COVID-19 Vaccine Q & A with Jill Lilley, PharmD
Hello, Lea County! I am Jill Lilley, a pharmacist at Lea Regional Medical Center,
and I have been asked quite a few questions about the new COVID-19 vaccines for
the protection against COVID-19. I hope that by sharing the answers to those
questions I may be able to help the people in our community make an informed
decision about the vaccine. You should refer to the Centers for Disease Control and Prevention web site
(www.cdc.gov) for the most up to date information as this continues to be a rapidly developing topic.
Q: What vaccines are available and how do they differ?
A: The vaccines available are the Pfizer-BioNTech vaccine and the Moderna vaccine. Both
vaccines require two injections, but the Pfizer doses are three weeks apart and the Moderna
doses are four weeks apart. They also have different storage requirements.
Q: Can the COVID-19 vaccines cause me to get sick with COVID-19?
A: No, it is impossible for the approved vaccines to give you the COVID-19 infection. The
vaccine contains the messenger RNA (mRNA) for the spike protein of SARS-CoV-2. Think of this
mRNA as a delivery man that is passing out an instruction manual that says “Hey! There is this
virus that has a special weapon (the spike protein) that allows it to get into our cells and infect
them.” Our cells read this instruction manual and make antibodies to the spike protein to fight
off the virus. Our cells then throw out the instruction manual (like most people do) once they
know how to make the antibodies. The instruction manual (mRNA vaccine) does not stay with
us or get incorporated into our DNA.
Q: What are the most common side effects of the vaccine?
A: The most common side effects reported are injection site pain and soreness. Other side
effects include: fatigue, headache, muscle pain, chills, joint pain, fever, and injection site
swelling and/or redness.
If you have an adverse event that is not on the list of known side effects or that is severe, it
should be reported to the VAERS program by calling 1-800-822-7967. Anyone can report to
VAERS including patients, caregivers, or healthcare providers. V-safe is another option for re-
porting any side effects for people who have chosen to receive the COVID-19 vaccine. This is a
smartphone-based tool that uses text messaging and surveys to monitor people who have re-
ceived the vaccine. Users will also receive a reminder for their second dose. Reporting is very
important as we are still learning about the effects of the vaccine.
Q: Who should NOT receive the vaccine?
A: People should not receive the vaccine if they are allergic to any of the ingredients of the
vaccine. These ingredients can be found on the fact sheet for the vaccines and are located at
www.cvdvaccine.com. If a person has a severe allergic reaction like anaphylaxis to the first dose
of COVID-19 vaccine, then they should not receive the second dose.
Q: How long does it take for the vaccine to give me protection or immunity from the virus?
A: In the Pfizer-BioNtech study,there was a 95% efficacy rate in participants 7 days after the
second dose. In the Moderna trial, there was approximately a 94% efficacy rate in participants
14 days after the second dose. We are still learning how long the immunity from the vaccines
will last and those participants in the study groups will continue to be followed to determine
the length of immunity from the vaccines.

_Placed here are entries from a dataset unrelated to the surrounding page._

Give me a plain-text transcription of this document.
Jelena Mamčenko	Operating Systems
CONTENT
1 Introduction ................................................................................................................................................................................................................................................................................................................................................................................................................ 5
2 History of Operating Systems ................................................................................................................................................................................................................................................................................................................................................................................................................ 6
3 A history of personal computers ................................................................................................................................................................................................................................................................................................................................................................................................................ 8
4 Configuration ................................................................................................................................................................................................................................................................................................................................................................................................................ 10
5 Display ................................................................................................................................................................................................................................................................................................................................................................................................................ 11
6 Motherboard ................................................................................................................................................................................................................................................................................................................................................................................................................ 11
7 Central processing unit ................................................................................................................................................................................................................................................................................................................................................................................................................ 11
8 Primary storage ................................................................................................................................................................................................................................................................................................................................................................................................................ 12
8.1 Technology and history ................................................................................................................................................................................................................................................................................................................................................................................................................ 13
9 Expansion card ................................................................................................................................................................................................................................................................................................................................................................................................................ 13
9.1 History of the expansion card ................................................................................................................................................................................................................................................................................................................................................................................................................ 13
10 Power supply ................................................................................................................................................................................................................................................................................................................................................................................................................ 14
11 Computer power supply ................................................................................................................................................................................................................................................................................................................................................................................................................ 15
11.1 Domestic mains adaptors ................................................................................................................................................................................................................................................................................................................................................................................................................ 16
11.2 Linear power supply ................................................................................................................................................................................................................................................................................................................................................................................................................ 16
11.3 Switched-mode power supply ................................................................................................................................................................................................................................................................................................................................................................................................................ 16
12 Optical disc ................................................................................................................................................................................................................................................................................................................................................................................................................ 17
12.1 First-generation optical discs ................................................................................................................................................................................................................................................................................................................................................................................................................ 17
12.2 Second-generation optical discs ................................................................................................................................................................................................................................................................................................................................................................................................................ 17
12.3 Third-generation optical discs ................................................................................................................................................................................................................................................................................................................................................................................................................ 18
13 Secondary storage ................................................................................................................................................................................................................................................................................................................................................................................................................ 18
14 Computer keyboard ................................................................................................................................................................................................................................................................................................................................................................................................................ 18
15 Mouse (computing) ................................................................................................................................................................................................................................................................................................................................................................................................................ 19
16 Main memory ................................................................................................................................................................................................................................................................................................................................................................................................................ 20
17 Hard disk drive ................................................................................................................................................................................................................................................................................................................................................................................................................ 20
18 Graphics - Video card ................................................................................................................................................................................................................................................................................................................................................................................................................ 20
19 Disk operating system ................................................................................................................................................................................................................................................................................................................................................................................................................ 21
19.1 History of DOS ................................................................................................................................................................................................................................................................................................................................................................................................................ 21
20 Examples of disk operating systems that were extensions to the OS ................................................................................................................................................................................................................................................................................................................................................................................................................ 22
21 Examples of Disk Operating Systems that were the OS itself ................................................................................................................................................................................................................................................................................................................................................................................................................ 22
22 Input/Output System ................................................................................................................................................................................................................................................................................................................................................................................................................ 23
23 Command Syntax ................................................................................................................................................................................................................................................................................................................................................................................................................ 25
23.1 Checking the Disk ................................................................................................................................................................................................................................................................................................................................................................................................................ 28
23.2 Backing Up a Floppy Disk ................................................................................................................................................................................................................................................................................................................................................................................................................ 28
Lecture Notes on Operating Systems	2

Q: Will the vaccine cause me to test positive for the COVID-19 virus?
A: No, the vaccine will not cause a positive COVID-19 test. However, it can cause a positive
antibody test, depending on the type of antibody test used. The healthcare provider ordering
the antibody test should be notified of the patient’s COVID-19 vaccination status.
Q. Does receiving the vaccine mean masks and social distancing measures are no longer
A: No, even after receiving the vaccine it is recommended to continue to wear your mask and
adhere to safe-distance practices. The vaccines are currently only studied to detect a reduction
in symptomatic COVID-19 disease. We are still unsure about how effective they are against
asymptomatic carriers of COVID-19 disease. We will need to rely on herd immunity from
extensive vaccination programs and future data to direct any changes in these measures.